One Way to Get the Last Word: Don’t Post Comments You Don’t Like

I’ve been having a debate on the evidence supporting voter identification laws with Michael Thielen. First he wrote at Big Government and then at the blog of the Republican National Lawyers Association criticizing the released sneak preview chapter from my forthcoming book.

In his most recent post at the RNLA blog, I tried to post three comments. He allowed my first comment to be posted, but he has not posted my other comments, which responded to further comments he and another RNLA employee, Maya Noronha, made about my blog post.

The comments I wanted to post noted that the Pastor study could not have influenced the Carter-Baker report as it came out years after the Carter-Baker study concluded. Another commented defended the scholarship I relied upon in the book on the lack of evidence that voter id laws prevent impersonation fraud or increase voter confidence. Among the works I relied upon was the excellent Erikson-Minnite peer reviewed ELJ piece on voter id, which Thielen smears through character assassination. My comment also noted that Brad Friedman’s investigative work on the American Center for Voting Rights deserved to be credited in my chapter, but that Friedman comes in for criticism in the full version of the book to be released this summer.

But readers of the RNLA blog won’t know that I had responses to these arguments, because although RNLA purportedly opens its blog to comments, it sometimes chooses not to print them.

UPDATE: Thielen responds here. On not printing my comments even though they have an open link for comments: “The reason we don’t post his comments on our blog anymore (after the initial one we did post) is quite simple: we can’t post on his blog. So Professor Hasen, let us post on your blog and we will return the favor. But right now it is RNLA one, Election Law Blog zero.”

I’d be delighted to post a guest post from you, if you would ask.  I have often had guest posts from people with whom I strongly disagree. (Here’s a recent, prominent example.)  I don’t have comments on my blog because I run the blog alone, tried comments, and spent hours dealing with spam.  But I invite readers to email me comments and I occasionally quote them on my blog. It is not as though I have some kind of button inviting readers to post comments, and then I don’t post them.

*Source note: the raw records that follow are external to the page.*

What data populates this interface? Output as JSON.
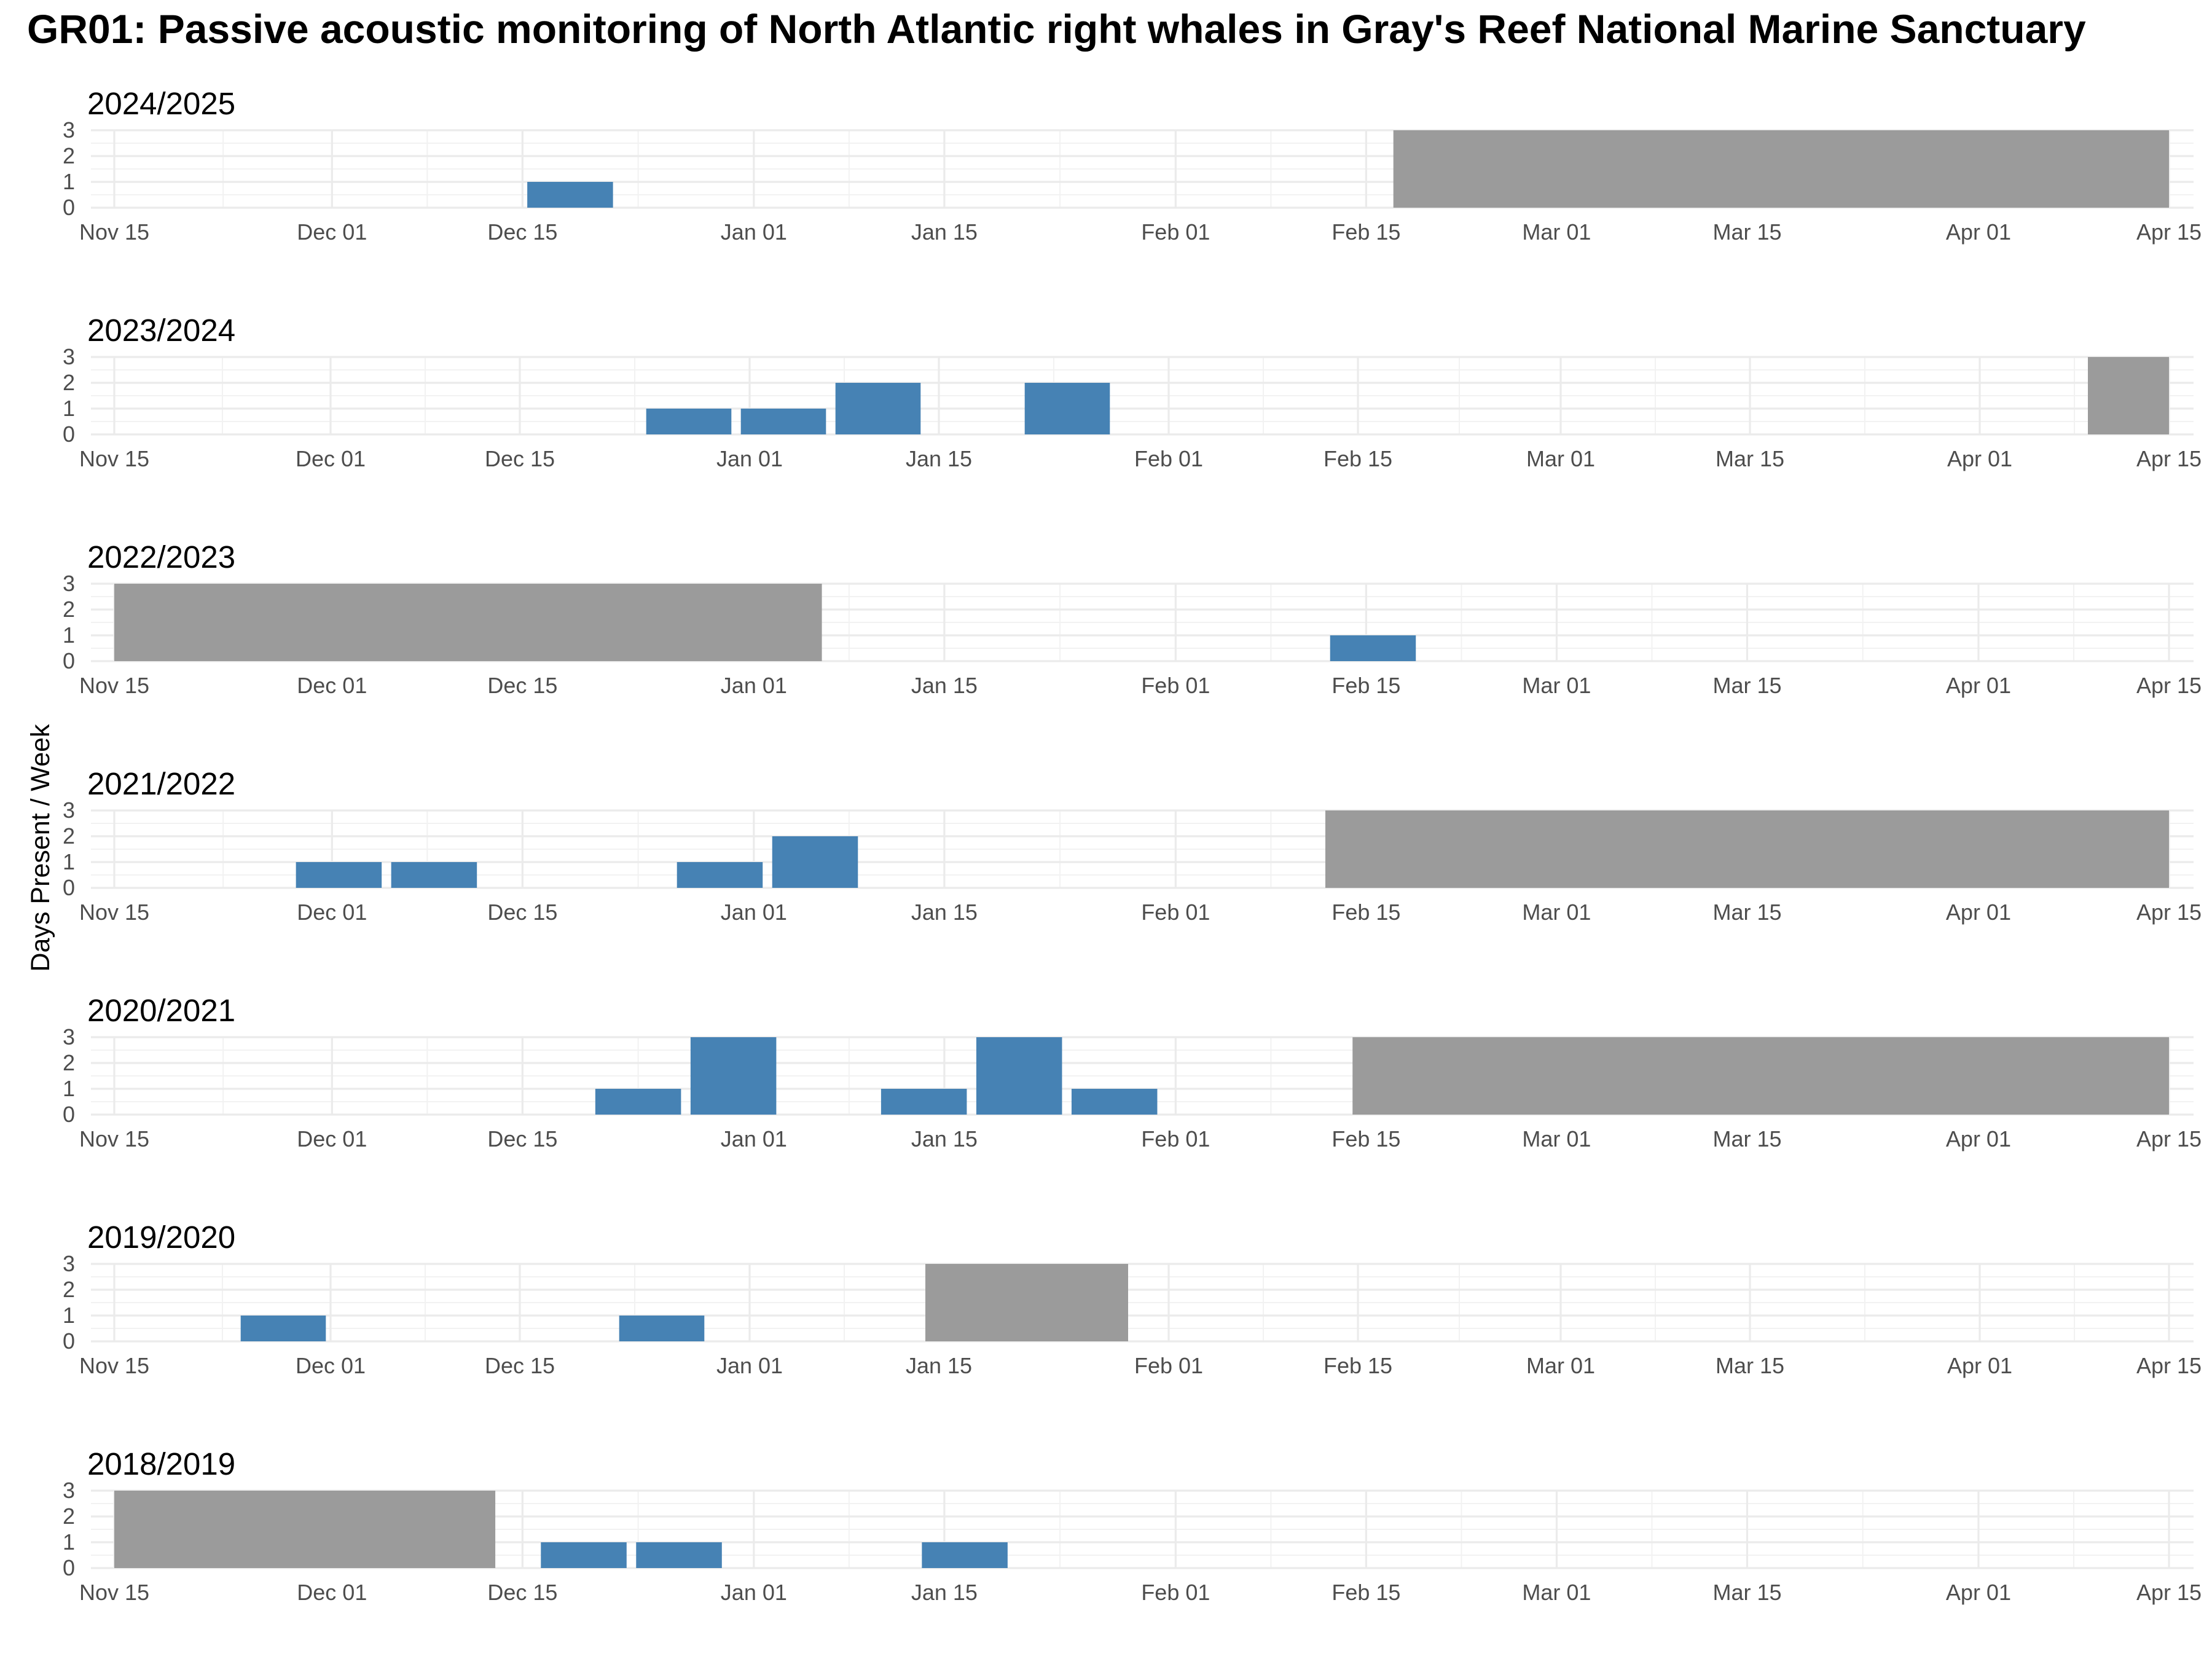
{
  "chart_data": {
    "type": "bar",
    "title": "GR01: Passive acoustic monitoring of North Atlantic right whales in Gray's Reef National Marine Sanctuary",
    "ylabel": "Days Present / Week",
    "ylim": [
      0,
      3
    ],
    "y_ticks": [
      "0",
      "1",
      "2",
      "3"
    ],
    "x_ticks": [
      "Nov 15",
      "Dec 01",
      "Dec 15",
      "Jan 01",
      "Jan 15",
      "Feb 01",
      "Feb 15",
      "Mar 01",
      "Mar 15",
      "Apr 01",
      "Apr 15"
    ],
    "grid": true,
    "colors": {
      "presence": "#4682b4",
      "no_data": "#999999"
    },
    "panels": [
      {
        "season": "2024/2025",
        "x_ticks": [
          "2024-11-15",
          "2024-12-01",
          "2024-12-15",
          "2025-01-01",
          "2025-01-15",
          "2025-02-01",
          "2025-02-15",
          "2025-03-01",
          "2025-03-15",
          "2025-04-01",
          "2025-04-15"
        ],
        "bars": [
          {
            "week_start": "2024-12-15",
            "days": 1
          }
        ],
        "no_data": [
          {
            "start": "2025-02-17",
            "end": "2025-04-15"
          }
        ]
      },
      {
        "season": "2023/2024",
        "x_ticks": [
          "2023-11-15",
          "2023-12-01",
          "2023-12-15",
          "2024-01-01",
          "2024-01-15",
          "2024-02-01",
          "2024-02-15",
          "2024-03-01",
          "2024-03-15",
          "2024-04-01",
          "2024-04-15"
        ],
        "bars": [
          {
            "week_start": "2023-12-24",
            "days": 1
          },
          {
            "week_start": "2023-12-31",
            "days": 1
          },
          {
            "week_start": "2024-01-07",
            "days": 2
          },
          {
            "week_start": "2024-01-21",
            "days": 2
          }
        ],
        "no_data": [
          {
            "start": "2024-04-09",
            "end": "2024-04-15"
          }
        ]
      },
      {
        "season": "2022/2023",
        "x_ticks": [
          "2022-11-15",
          "2022-12-01",
          "2022-12-15",
          "2023-01-01",
          "2023-01-15",
          "2023-02-01",
          "2023-02-15",
          "2023-03-01",
          "2023-03-15",
          "2023-04-01",
          "2023-04-15"
        ],
        "bars": [
          {
            "week_start": "2023-02-12",
            "days": 1
          }
        ],
        "no_data": [
          {
            "start": "2022-11-15",
            "end": "2023-01-06"
          }
        ]
      },
      {
        "season": "2021/2022",
        "x_ticks": [
          "2021-11-15",
          "2021-12-01",
          "2021-12-15",
          "2022-01-01",
          "2022-01-15",
          "2022-02-01",
          "2022-02-15",
          "2022-03-01",
          "2022-03-15",
          "2022-04-01",
          "2022-04-15"
        ],
        "bars": [
          {
            "week_start": "2021-11-28",
            "days": 1
          },
          {
            "week_start": "2021-12-05",
            "days": 1
          },
          {
            "week_start": "2021-12-26",
            "days": 1
          },
          {
            "week_start": "2022-01-02",
            "days": 2
          }
        ],
        "no_data": [
          {
            "start": "2022-02-12",
            "end": "2022-04-15"
          }
        ]
      },
      {
        "season": "2020/2021",
        "x_ticks": [
          "2020-11-15",
          "2020-12-01",
          "2020-12-15",
          "2021-01-01",
          "2021-01-15",
          "2021-02-01",
          "2021-02-15",
          "2021-03-01",
          "2021-03-15",
          "2021-04-01",
          "2021-04-15"
        ],
        "bars": [
          {
            "week_start": "2020-12-20",
            "days": 1
          },
          {
            "week_start": "2020-12-27",
            "days": 3
          },
          {
            "week_start": "2021-01-10",
            "days": 1
          },
          {
            "week_start": "2021-01-17",
            "days": 3
          },
          {
            "week_start": "2021-01-24",
            "days": 1
          }
        ],
        "no_data": [
          {
            "start": "2021-02-14",
            "end": "2021-04-15"
          }
        ]
      },
      {
        "season": "2019/2020",
        "x_ticks": [
          "2019-11-15",
          "2019-12-01",
          "2019-12-15",
          "2020-01-01",
          "2020-01-15",
          "2020-02-01",
          "2020-02-15",
          "2020-03-01",
          "2020-03-15",
          "2020-04-01",
          "2020-04-15"
        ],
        "bars": [
          {
            "week_start": "2019-11-24",
            "days": 1
          },
          {
            "week_start": "2019-12-22",
            "days": 1
          }
        ],
        "no_data": [
          {
            "start": "2020-01-14",
            "end": "2020-01-29"
          }
        ]
      },
      {
        "season": "2018/2019",
        "x_ticks": [
          "2018-11-15",
          "2018-12-01",
          "2018-12-15",
          "2019-01-01",
          "2019-01-15",
          "2019-02-01",
          "2019-02-15",
          "2019-03-01",
          "2019-03-15",
          "2019-04-01",
          "2019-04-15"
        ],
        "bars": [
          {
            "week_start": "2018-12-16",
            "days": 1
          },
          {
            "week_start": "2018-12-23",
            "days": 1
          },
          {
            "week_start": "2019-01-13",
            "days": 1
          }
        ],
        "no_data": [
          {
            "start": "2018-11-15",
            "end": "2018-12-13"
          }
        ]
      }
    ]
  }
}
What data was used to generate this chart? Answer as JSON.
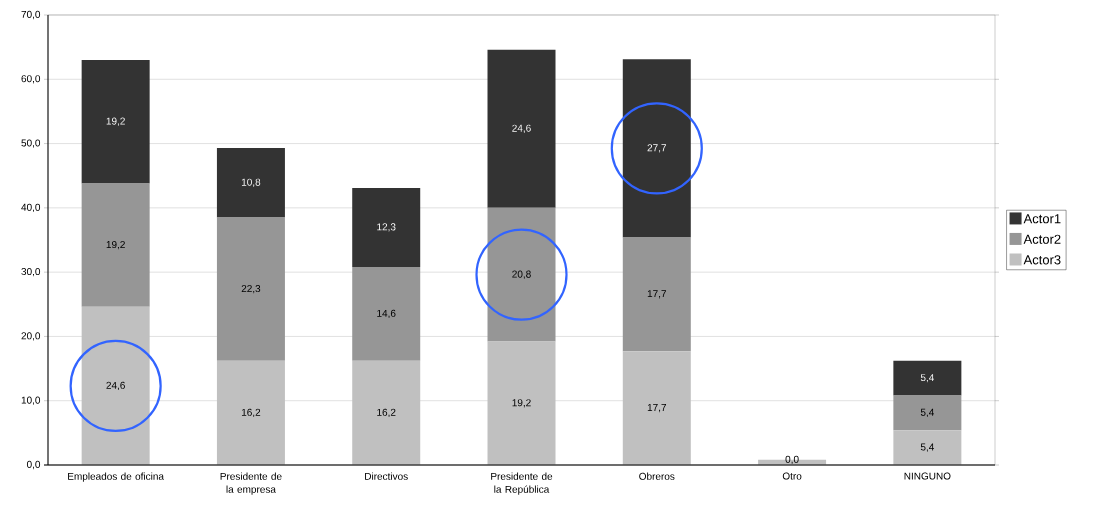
{
  "chart_data": {
    "type": "bar",
    "stacked": true,
    "categories": [
      "Empleados de oficina",
      "Presidente de la empresa",
      "Directivos",
      "Presidente de la República",
      "Obreros",
      "Otro",
      "NINGUNO"
    ],
    "series": [
      {
        "name": "Actor3",
        "color": "#c0c0c0",
        "values": [
          24.6,
          16.2,
          16.2,
          19.2,
          17.7,
          0.8,
          5.4
        ],
        "value_labels": [
          "24,6",
          "16,2",
          "16,2",
          "19,2",
          "17,7",
          null,
          "5,4"
        ]
      },
      {
        "name": "Actor2",
        "color": "#969696",
        "values": [
          19.2,
          22.3,
          14.6,
          20.8,
          17.7,
          0,
          5.4
        ],
        "value_labels": [
          "19,2",
          "22,3",
          "14,6",
          "20,8",
          "17,7",
          null,
          "5,4"
        ]
      },
      {
        "name": "Actor1",
        "color": "#333333",
        "values": [
          19.2,
          10.8,
          12.3,
          24.6,
          27.7,
          0,
          5.4
        ],
        "value_labels": [
          "19,2",
          "10,8",
          "12,3",
          "24,6",
          "27,7",
          "0,0",
          "5,4"
        ]
      }
    ],
    "ylim": [
      0,
      70
    ],
    "yticks": [
      {
        "value": 0,
        "label": "0,0"
      },
      {
        "value": 10,
        "label": "10,0"
      },
      {
        "value": 20,
        "label": "20,0"
      },
      {
        "value": 30,
        "label": "30,0"
      },
      {
        "value": 40,
        "label": "40,0"
      },
      {
        "value": 50,
        "label": "50,0"
      },
      {
        "value": 60,
        "label": "60,0"
      },
      {
        "value": 70,
        "label": "70,0"
      }
    ],
    "grid": "y",
    "legend": "right"
  }
}
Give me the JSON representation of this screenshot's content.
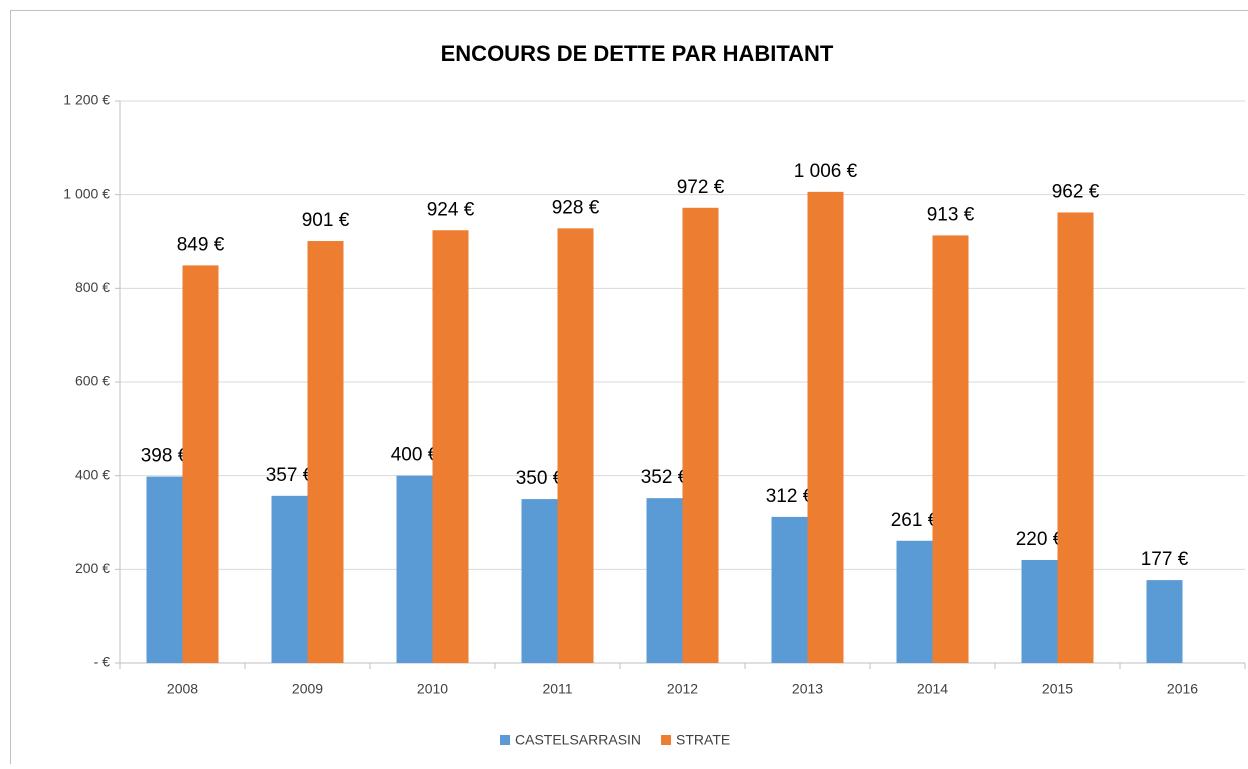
{
  "chart_data": {
    "type": "bar",
    "title": "ENCOURS DE DETTE PAR HABITANT",
    "categories": [
      "2008",
      "2009",
      "2010",
      "2011",
      "2012",
      "2013",
      "2014",
      "2015",
      "2016"
    ],
    "series": [
      {
        "name": "CASTELSARRASIN",
        "color": "#5b9bd5",
        "values": [
          398,
          357,
          400,
          350,
          352,
          312,
          261,
          220,
          177
        ],
        "value_labels": [
          "398 €",
          "357 €",
          "400 €",
          "350 €",
          "352 €",
          "312 €",
          "261 €",
          "220 €",
          "177 €"
        ]
      },
      {
        "name": "STRATE",
        "color": "#ed7d31",
        "values": [
          849,
          901,
          924,
          928,
          972,
          1006,
          913,
          962,
          null
        ],
        "value_labels": [
          "849 €",
          "901 €",
          "924 €",
          "928 €",
          "972 €",
          "1 006 €",
          "913 €",
          "962 €",
          null
        ]
      }
    ],
    "ylim": [
      0,
      1200
    ],
    "yticks": [
      {
        "value": 0,
        "label": "- €"
      },
      {
        "value": 200,
        "label": "200 €"
      },
      {
        "value": 400,
        "label": "400 €"
      },
      {
        "value": 600,
        "label": "600 €"
      },
      {
        "value": 800,
        "label": "800 €"
      },
      {
        "value": 1000,
        "label": "1 000 €"
      },
      {
        "value": 1200,
        "label": "1 200 €"
      }
    ],
    "grid": true,
    "legend": "bottom"
  }
}
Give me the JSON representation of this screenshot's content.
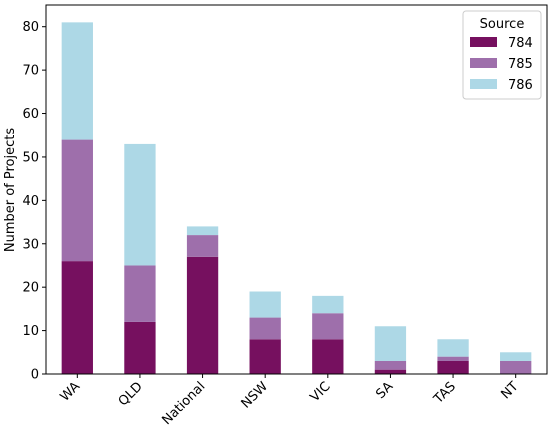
{
  "chart_data": {
    "type": "bar",
    "stacked": true,
    "categories": [
      "WA",
      "QLD",
      "National",
      "NSW",
      "VIC",
      "SA",
      "TAS",
      "NT"
    ],
    "series": [
      {
        "name": "784",
        "color": "#76105f",
        "values": [
          26,
          12,
          27,
          8,
          8,
          1,
          3,
          0
        ]
      },
      {
        "name": "785",
        "color": "#9e6fab",
        "values": [
          28,
          13,
          5,
          5,
          6,
          2,
          1,
          3
        ]
      },
      {
        "name": "786",
        "color": "#add8e6",
        "values": [
          27,
          28,
          2,
          6,
          4,
          8,
          4,
          2
        ]
      }
    ],
    "title": "",
    "xlabel": "",
    "ylabel": "Number of Projects",
    "ylim": [
      0,
      85
    ],
    "yticks": [
      0,
      10,
      20,
      30,
      40,
      50,
      60,
      70,
      80
    ],
    "legend_title": "Source",
    "legend_position": "top-right",
    "grid": false,
    "xtick_rotation": 45
  }
}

On the substance, Thielen says I’m afraid to debate substance. My entire chapter shows that there is no credible evidence that voter identification laws are necessary to prevent impersonation voter fraud, or that voter id laws promote confidence. That latter point is amply proven in the Persily-Ansolabehere study (published in the Harvard Law Review). The Pastor study which Thielen cites goes only to the question of the prevalence of would-be voters without i.d.  I have some methodological issues with the study (other studies have found larger effects) but it is besides the point of my study.  It is worth noting that the Pastor report concludes: “Still, there are serious problems in the way in which the ID laws have been drafted or applied that might have the effect of reducing voter participation, particularly of certain groups”

Far from running away from a discussion of the merits, my chapter is a discussion of the merits.